The government yesterday cut its GDP growth forecast for Taiwan to 2.4 percent this year, down from its February estimate of 3.59 percent, citing weaker-than-expected momentum in exports and private consumption.
While the nation’s economy has been losing momentum since the second half of last year, economic recovery is broadly on track, the Directorate-General of Budget, Accounting and Statistics (DGBAS) said.
In line with the global trend, the nation’s economy is “stuck in a soft expansion,” DGBAS section chief Joshua Gau (高志祥) told a press conference, citing forecasts made by IHS Global Insight earlier this month.
Expansion in exports is expected to stand at 2.82 percent this year, far from the 6.21 percent forecast in February, the DGBAS said in its report.
As a result, the DGBAS yesterday revised downward the nation’s output growth forecast to 5.15 percent this year, down from 6.35 percent estimated in February, which drags down the full-year GDP growth estimate by 0.89 percentage points.
The DGBAS also cut its growth forecast for private consumption this year to 1.46 percent from 1.86 percent, because of stagnant growth in real wages and uncertainties about pension reforms.

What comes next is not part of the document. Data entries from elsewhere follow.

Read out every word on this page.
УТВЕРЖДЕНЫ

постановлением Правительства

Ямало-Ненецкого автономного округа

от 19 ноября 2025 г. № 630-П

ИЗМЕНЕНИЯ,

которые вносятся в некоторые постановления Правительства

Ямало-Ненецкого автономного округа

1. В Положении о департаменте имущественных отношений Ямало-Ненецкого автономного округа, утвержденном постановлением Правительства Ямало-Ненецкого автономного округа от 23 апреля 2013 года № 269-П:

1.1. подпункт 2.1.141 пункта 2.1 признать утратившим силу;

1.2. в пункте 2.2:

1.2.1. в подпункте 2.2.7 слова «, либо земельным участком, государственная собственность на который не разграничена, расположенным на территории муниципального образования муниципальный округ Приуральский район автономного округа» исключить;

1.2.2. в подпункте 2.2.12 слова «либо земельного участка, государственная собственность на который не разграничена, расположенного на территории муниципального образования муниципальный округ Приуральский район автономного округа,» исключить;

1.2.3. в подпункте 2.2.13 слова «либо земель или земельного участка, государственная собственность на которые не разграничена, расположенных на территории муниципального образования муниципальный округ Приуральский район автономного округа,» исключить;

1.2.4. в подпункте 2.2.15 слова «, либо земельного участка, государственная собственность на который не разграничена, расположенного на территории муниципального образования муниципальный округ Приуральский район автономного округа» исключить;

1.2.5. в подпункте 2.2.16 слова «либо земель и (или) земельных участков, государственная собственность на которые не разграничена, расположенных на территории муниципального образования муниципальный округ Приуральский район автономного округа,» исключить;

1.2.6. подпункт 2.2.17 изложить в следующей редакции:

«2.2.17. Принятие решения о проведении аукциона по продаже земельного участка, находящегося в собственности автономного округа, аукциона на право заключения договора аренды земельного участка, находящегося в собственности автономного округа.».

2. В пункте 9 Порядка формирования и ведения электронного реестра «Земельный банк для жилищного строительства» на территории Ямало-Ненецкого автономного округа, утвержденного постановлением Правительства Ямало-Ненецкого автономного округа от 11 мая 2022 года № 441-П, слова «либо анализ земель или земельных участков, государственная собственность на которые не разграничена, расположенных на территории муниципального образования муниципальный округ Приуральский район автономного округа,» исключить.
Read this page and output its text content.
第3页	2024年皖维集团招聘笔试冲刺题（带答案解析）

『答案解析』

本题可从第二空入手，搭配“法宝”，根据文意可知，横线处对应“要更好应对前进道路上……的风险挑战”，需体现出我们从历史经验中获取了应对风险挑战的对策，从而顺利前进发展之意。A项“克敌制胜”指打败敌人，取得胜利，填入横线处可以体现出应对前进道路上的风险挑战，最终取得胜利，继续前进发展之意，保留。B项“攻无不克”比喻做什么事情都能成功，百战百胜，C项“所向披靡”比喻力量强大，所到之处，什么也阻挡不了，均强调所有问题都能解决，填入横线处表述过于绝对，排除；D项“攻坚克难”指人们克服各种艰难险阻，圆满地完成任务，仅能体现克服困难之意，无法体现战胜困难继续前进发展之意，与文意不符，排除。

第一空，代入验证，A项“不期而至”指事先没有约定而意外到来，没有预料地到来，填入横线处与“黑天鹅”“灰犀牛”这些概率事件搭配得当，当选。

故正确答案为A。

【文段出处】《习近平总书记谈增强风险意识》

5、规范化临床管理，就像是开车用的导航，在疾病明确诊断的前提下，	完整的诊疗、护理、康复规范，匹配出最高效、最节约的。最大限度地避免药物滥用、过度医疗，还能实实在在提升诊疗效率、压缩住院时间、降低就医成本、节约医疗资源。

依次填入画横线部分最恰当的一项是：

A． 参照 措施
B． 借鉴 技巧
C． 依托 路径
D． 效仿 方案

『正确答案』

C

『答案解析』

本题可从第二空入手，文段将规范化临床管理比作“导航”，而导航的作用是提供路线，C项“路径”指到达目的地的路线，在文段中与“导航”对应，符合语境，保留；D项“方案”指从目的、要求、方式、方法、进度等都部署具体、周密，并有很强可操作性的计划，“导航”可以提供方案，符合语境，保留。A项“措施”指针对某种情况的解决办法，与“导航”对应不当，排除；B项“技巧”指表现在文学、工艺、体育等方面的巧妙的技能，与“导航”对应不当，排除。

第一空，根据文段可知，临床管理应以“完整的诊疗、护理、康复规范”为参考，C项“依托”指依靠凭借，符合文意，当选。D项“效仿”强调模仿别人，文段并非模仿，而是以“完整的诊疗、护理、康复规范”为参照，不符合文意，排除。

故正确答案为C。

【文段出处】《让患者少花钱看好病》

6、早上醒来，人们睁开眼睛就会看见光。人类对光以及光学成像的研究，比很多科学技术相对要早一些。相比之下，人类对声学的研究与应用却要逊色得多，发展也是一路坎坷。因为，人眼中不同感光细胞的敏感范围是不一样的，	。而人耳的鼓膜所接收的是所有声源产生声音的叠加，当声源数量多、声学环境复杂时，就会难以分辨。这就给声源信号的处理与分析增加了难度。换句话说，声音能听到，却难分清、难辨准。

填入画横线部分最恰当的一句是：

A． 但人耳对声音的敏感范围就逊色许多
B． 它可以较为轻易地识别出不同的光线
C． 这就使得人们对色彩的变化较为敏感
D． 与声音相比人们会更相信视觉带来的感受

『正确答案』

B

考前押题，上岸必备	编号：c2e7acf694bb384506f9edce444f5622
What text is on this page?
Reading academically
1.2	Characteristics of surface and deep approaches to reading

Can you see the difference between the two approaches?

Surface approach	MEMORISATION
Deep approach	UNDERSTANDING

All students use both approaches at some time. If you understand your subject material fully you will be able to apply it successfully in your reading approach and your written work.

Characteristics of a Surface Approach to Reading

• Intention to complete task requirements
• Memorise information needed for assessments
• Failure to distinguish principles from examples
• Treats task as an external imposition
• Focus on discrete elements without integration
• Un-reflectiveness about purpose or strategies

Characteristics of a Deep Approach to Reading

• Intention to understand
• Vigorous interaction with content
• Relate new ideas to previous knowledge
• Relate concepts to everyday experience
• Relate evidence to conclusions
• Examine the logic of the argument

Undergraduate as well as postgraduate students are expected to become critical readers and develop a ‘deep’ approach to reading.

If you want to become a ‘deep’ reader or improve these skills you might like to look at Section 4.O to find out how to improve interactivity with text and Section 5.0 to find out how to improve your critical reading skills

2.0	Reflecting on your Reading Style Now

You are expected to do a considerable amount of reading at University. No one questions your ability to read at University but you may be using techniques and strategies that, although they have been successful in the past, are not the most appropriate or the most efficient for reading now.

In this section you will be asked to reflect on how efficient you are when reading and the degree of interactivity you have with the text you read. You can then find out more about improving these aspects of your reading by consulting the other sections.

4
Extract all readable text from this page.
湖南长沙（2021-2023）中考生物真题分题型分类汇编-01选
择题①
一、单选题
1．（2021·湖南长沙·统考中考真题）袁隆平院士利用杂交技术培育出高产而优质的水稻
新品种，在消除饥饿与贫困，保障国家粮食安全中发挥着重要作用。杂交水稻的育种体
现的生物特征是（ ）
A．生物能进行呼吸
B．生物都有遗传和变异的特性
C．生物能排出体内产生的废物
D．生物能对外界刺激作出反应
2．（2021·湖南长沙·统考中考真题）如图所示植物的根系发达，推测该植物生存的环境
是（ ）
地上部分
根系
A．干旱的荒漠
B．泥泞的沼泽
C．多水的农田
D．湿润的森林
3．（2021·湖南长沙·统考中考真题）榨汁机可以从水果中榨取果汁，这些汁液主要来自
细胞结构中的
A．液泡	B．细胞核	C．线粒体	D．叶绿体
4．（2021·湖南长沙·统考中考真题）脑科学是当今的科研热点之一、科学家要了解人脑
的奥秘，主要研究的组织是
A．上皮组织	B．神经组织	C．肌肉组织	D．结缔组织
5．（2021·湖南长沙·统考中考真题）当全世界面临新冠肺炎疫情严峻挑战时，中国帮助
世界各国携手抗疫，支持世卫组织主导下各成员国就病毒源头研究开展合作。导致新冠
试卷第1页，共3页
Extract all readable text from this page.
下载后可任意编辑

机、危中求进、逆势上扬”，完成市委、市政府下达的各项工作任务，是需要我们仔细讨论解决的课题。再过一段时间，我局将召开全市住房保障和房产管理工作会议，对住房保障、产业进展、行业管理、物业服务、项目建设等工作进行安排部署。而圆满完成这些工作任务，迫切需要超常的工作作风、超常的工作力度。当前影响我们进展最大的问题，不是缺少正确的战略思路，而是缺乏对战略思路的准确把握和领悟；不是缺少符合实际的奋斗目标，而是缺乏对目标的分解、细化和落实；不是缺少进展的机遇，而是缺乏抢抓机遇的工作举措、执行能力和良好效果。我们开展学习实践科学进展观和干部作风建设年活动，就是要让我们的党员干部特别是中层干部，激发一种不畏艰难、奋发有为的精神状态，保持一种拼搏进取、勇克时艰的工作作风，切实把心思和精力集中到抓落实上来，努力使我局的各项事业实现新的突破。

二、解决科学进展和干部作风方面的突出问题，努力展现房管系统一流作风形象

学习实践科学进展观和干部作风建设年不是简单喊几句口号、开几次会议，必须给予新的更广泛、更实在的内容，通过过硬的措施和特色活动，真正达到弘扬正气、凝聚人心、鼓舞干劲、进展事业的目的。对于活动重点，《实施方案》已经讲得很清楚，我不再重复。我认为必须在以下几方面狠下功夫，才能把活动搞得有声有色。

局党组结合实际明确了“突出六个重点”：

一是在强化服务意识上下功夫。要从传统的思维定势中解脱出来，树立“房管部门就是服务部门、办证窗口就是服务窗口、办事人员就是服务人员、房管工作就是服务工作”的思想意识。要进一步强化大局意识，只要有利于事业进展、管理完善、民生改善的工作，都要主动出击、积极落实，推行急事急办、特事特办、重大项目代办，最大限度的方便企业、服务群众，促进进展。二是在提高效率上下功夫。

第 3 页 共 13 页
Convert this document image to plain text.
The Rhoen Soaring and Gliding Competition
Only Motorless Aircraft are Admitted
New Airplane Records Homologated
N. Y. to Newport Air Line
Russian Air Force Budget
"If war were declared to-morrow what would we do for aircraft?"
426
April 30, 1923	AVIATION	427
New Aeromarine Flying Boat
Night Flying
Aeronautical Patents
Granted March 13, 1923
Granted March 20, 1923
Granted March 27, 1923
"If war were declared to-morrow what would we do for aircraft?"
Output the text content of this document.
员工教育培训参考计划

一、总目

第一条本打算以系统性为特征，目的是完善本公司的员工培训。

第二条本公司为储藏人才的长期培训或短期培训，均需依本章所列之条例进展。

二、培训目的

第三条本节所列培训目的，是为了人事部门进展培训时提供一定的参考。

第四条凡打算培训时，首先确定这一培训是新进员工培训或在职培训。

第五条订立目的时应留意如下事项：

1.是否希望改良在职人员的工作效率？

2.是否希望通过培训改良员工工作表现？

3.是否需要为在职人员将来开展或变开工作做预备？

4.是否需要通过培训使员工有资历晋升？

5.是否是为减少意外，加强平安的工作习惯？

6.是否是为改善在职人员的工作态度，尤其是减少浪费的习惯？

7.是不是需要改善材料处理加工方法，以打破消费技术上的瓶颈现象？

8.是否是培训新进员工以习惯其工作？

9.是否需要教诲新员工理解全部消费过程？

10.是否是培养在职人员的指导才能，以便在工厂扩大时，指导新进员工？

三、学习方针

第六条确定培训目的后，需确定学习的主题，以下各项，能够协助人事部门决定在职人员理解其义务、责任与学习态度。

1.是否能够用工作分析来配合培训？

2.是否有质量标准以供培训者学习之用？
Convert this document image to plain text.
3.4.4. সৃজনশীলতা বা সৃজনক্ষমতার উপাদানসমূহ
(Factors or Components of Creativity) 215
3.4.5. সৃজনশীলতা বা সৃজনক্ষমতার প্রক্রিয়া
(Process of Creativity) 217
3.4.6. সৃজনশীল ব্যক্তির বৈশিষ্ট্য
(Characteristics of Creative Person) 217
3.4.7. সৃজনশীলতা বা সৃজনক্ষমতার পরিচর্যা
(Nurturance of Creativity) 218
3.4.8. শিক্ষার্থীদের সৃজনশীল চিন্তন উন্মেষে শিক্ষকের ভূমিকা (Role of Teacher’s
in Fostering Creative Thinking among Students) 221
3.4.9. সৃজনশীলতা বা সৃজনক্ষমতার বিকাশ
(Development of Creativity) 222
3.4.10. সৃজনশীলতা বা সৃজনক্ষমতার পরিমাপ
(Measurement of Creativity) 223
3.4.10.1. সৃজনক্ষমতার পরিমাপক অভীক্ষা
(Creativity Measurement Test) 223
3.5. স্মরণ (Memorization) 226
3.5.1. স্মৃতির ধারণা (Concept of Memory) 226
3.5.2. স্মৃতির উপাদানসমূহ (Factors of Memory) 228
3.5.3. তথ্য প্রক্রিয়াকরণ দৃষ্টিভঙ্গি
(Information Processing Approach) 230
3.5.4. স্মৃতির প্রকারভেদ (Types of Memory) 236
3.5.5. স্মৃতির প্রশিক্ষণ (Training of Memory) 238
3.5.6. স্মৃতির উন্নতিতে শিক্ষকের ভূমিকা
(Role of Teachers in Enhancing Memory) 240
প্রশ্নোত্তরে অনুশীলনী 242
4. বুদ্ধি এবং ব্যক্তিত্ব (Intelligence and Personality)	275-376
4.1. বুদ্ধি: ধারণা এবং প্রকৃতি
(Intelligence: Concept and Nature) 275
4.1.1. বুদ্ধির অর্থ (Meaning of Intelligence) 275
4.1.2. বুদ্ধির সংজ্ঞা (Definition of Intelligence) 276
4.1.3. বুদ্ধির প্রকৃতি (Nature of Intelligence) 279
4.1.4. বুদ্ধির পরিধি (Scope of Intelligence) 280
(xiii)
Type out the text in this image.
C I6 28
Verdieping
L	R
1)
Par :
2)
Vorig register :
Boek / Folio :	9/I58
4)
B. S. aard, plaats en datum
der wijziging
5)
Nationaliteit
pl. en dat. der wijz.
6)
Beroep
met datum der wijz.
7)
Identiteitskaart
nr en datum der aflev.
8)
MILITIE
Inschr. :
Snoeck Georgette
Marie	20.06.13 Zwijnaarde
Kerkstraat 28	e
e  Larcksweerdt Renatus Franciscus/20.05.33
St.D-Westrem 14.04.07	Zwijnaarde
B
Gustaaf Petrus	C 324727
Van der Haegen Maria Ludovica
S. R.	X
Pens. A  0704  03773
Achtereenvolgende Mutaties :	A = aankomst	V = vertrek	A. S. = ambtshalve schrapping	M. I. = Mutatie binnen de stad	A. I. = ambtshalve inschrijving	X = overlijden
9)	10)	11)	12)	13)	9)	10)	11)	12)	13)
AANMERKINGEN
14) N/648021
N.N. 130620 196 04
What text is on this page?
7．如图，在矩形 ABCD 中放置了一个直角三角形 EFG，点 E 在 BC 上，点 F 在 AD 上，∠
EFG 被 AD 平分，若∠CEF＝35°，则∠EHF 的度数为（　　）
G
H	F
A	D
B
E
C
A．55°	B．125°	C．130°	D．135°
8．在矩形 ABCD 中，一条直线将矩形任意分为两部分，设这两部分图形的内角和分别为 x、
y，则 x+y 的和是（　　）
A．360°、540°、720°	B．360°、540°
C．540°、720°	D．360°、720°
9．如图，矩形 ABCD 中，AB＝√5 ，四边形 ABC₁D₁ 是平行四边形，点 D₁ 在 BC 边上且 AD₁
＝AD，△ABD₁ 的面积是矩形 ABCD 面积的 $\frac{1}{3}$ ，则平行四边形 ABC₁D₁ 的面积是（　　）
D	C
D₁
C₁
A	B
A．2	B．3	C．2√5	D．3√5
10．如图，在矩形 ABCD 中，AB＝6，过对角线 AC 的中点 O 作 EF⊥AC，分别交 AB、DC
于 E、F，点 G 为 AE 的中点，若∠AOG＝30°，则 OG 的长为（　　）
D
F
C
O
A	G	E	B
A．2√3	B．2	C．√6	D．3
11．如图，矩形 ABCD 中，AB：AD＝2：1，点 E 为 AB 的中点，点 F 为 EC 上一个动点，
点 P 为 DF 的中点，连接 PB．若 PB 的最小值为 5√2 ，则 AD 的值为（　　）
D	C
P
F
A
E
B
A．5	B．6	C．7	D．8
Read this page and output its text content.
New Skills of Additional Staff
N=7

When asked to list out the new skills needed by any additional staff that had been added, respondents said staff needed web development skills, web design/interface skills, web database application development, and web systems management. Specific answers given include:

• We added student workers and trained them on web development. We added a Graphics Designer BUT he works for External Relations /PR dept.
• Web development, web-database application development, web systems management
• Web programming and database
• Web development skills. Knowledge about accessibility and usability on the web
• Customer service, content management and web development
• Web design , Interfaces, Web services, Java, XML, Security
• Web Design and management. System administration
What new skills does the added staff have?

However, private investment is likely to increase by 7.21 percent this year from last year, on the back of strong investment in capital equipment by the nation’s semiconductor and telecoms sectors, the report said.
DGBAS deputy director Beatrice Tsai (蔡美娜) said the economy would grow 1.98 percent this quarter after expanding 1.67 percent last quarter.
The economy is expected to grow by 2.86 percent next quarter and 2.98 percent in the final quarter of the year, she said.
Fubon Financial Holding Co (富邦金控) chief economist Rick Lo (羅瑋) said he is not pessimistic about Taiwan’s economy this year, expecting GDP to grow about 3 percent.
Lo said the momentum of private consumption in Taiwan may further recover this year on the back of improving performance on the securities market, given that the government is proposing to revise the controversial capital gains tax on securities investments.
Moreover, the government’s plan to provide cash subsidies to consumers in purchasing certain home appliances could boost near-term consumption, he said.
However, slowing economic momentum in China may drag Taiwan’s output down this year, with the US expected to be the most important market to boost Taiwan’s exports, he added.